Haiti Consul in Brazil Blames Quake on Voodoo and Curse Africans Have

zzz Unaware he was being recorded, the consul of Haiti in Brazil, George Samuel Antoine, told Brazilian TV network SBT that the earthquake that hit his country may have been caused by “voodoo.”

“I think it has to do with messing so much with voodoo, I don’t know what it is ….” Antoine also said that ” the African himself has a curse. Everywhere there are Africans it’s f…..”

The consul also commented that the tragedy caused by the earthquake that struck Haiti is good because it brings visibility to his consulate. “The disgrace there has become a bliss for us here, for us to get known,” he said.

The diplomat has about 100 relatives in Haiti and at the time of the interview still hadn’t heard anything about them. During the interview  the consul said he was depressed about the situation in Haiti and that he was using a rosary to calm down.

Talking to reporters on Friday afternoon, the consul, who lives in Brazil since 1975, said he had difficulties with the Portuguese. “My Portuguese is not good. I would never wish my country bad things. I do not mean I’m perfect and I’m not used to so many people following me,” he said, in a reference to the press.

“I speak several languages, but I haven’s studied Portuguese, and I make mistakes sometimes,” he argued.

In a statement issued by the consulate, Antoine also apologized for the comment, claiming he had been misinterpreted.

“In face of the tragic event that struck Haiti and shook the world, Consul Jorge Samuel Antoine, in the heat of the facts and above all for having hundreds of relatives in the country, from whom he has little information, knowing that they are missing, probably dead, in a commentary, had his words  interpreted in a misleading way,” says the official note.

The Haiti Red Cross says it now estimates the death toll from the January 12 earthquake could reach 50,000. And it presents a startling figure: another three million people are injured or homeless.

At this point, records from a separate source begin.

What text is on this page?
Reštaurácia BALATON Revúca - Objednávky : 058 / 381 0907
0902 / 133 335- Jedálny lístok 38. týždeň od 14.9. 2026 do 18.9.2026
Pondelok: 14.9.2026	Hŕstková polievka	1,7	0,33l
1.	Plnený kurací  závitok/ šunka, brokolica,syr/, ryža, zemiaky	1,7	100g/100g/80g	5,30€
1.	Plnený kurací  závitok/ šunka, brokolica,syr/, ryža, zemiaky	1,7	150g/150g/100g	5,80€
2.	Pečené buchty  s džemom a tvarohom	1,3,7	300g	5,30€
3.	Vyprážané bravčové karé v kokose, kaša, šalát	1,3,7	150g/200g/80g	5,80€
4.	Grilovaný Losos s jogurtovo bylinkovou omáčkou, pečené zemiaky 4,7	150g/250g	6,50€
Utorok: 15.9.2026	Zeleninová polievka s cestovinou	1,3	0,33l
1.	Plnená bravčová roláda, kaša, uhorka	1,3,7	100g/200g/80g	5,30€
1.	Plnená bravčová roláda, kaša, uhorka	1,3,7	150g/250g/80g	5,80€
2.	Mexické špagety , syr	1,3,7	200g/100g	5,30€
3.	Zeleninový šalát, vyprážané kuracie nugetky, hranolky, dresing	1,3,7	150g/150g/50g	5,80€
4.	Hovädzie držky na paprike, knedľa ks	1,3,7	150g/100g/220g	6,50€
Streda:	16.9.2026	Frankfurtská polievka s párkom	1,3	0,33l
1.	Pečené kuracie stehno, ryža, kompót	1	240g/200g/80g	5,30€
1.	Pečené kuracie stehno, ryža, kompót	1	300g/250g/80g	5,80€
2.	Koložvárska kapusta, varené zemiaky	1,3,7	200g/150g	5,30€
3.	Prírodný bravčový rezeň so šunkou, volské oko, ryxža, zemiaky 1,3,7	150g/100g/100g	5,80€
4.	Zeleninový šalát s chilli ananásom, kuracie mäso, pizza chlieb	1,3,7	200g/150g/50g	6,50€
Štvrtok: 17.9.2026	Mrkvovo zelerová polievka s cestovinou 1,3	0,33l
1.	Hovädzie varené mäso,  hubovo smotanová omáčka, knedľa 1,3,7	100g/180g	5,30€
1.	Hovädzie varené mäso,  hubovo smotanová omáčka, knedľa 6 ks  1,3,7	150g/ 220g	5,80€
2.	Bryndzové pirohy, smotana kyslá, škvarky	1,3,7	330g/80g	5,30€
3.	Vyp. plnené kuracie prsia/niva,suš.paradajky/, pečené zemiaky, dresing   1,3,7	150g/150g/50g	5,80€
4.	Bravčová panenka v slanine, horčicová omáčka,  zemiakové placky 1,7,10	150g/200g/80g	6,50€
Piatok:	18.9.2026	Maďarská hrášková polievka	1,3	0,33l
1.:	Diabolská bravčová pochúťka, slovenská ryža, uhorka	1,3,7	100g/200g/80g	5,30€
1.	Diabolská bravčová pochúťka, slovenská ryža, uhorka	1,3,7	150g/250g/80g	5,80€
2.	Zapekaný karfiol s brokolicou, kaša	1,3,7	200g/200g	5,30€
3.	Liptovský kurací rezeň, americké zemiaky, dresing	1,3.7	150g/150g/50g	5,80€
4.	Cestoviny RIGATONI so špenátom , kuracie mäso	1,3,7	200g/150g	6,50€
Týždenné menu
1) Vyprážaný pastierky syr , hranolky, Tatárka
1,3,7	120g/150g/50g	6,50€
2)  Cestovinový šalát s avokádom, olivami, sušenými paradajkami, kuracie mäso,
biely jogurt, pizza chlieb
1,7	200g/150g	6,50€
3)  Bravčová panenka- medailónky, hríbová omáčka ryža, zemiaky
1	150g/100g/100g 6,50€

The capital of the country, Port-au-Prince, was practically leveled. Thousands of building collapsed and thousands more were seriously damaged.
Relief efforts are complicated by the incredible extent of the destruction and loss of lives which did not spare international organizations.

For example, 150 members of the United Nations peace mission in Haiti are simply missing. The chief of the UN mission, Hedi Annabi, was killed. The Brazilian, Luiz Carlos da Costa, second in command, is also missing.